People's behaviors depend on the environment. If you manipulate the environment, you manipulate behaviors.
Agile is all about self-organizing teams. But self-organization isn’t the holy grail of effectiveness. In some situations you have to prevent a Tragedy of the Commons situation, whereby individual people and teams optimize only their own work, not taking into account the “greater good” the organization is working for.
Fortunately, there’s a way to deal with this…
Self-organization happens within a boundary. The environment determines how the system can self-organize. And you can (sometimes) tweak the environment.

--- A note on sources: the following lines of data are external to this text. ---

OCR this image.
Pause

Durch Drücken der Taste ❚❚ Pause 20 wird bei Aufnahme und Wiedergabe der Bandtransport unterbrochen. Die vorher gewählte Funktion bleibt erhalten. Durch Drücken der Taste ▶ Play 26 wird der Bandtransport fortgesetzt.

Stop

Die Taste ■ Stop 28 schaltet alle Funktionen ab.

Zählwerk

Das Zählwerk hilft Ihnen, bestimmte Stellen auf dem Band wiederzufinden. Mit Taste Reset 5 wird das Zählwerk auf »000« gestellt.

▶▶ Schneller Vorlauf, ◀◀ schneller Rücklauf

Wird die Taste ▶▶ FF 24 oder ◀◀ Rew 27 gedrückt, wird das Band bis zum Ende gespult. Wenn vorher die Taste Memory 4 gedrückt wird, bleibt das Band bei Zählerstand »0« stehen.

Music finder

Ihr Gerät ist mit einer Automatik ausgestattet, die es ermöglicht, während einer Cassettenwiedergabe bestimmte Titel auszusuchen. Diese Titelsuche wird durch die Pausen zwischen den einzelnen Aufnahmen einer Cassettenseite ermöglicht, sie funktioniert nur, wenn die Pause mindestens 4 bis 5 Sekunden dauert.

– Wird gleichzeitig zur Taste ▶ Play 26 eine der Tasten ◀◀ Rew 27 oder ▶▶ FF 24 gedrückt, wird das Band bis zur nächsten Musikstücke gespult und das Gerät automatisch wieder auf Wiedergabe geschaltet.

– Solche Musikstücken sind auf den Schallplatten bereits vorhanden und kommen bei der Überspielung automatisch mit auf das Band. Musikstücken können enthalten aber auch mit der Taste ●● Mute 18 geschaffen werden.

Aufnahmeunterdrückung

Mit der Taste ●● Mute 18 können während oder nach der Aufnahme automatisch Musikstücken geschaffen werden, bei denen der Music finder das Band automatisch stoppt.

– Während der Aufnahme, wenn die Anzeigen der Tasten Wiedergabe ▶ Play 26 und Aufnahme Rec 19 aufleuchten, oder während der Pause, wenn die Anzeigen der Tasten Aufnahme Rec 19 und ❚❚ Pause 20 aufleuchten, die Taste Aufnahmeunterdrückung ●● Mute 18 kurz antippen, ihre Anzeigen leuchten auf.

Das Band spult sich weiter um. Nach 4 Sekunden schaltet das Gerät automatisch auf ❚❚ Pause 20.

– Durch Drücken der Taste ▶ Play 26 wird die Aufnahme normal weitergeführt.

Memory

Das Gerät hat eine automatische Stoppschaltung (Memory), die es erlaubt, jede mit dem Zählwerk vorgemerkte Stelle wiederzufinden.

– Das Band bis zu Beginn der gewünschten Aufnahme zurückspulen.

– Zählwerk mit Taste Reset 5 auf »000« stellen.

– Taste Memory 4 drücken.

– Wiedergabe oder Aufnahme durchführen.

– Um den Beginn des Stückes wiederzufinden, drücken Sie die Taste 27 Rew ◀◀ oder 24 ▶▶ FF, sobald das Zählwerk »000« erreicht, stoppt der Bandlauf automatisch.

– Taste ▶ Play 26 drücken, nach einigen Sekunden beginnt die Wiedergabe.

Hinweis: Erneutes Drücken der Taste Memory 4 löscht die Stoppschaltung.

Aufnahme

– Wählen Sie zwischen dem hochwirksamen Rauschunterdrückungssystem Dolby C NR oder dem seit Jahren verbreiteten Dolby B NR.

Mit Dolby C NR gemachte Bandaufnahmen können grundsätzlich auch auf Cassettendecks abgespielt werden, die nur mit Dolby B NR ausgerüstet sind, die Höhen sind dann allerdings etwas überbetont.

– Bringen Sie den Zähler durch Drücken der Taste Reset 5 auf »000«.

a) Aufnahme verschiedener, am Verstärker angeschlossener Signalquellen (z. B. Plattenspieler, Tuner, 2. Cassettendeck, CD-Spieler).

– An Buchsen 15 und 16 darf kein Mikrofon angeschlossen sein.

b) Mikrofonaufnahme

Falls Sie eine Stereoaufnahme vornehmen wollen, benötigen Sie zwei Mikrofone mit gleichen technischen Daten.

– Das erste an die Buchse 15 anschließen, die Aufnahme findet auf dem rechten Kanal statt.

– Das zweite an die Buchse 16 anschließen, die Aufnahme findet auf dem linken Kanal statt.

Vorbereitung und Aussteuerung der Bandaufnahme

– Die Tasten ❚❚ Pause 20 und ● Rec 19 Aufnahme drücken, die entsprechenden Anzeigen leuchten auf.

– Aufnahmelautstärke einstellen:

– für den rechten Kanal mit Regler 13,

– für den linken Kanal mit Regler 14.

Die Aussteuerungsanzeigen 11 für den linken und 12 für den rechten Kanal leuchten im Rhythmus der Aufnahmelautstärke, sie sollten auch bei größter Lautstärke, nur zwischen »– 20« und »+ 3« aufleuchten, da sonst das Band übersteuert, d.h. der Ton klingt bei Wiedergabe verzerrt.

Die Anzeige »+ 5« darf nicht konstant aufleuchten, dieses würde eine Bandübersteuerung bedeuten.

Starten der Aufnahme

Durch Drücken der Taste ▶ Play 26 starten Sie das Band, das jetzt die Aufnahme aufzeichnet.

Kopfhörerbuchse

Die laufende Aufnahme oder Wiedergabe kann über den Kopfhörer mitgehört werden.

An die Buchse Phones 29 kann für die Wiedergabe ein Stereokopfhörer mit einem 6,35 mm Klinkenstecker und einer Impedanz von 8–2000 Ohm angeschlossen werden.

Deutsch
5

Therefore, if you manipulate the environment, you automatically also manipulate the behavior of people.
Four I’s Plus One
If you want to influence self-organization by changing the environment, you can consider the following suggestions, based on the Four I’s model of Mark van der Vugt:
- Information: use information radiators to make people aware of the consequences of their current behavior.
- Identity: appeal to a higher identity (such as a corporate culture) so that people feel a need to work together for a greater good.
- Incentives: give small rewards for good behavior, in the form of compliments or tokens of appreciation.
- Institutions: introduce communities of practice, or other informal institutions, that can set standards for good conduct.
Note: I added a fifth “I” to the model myself: infrastructure, because the tools and infrastructure you set up around people can also significantly influence and guide their behaviors.
B = f(P,E)
Behavior is a function of a person and his or her environment, as was pointed out long ago by Kurt Lewin and his famous equation. In order to change people’s behavior, instead of changing the people themselves (which isn’t possible anyway), you might want to consider changing the environment, and let them work it out for themselves.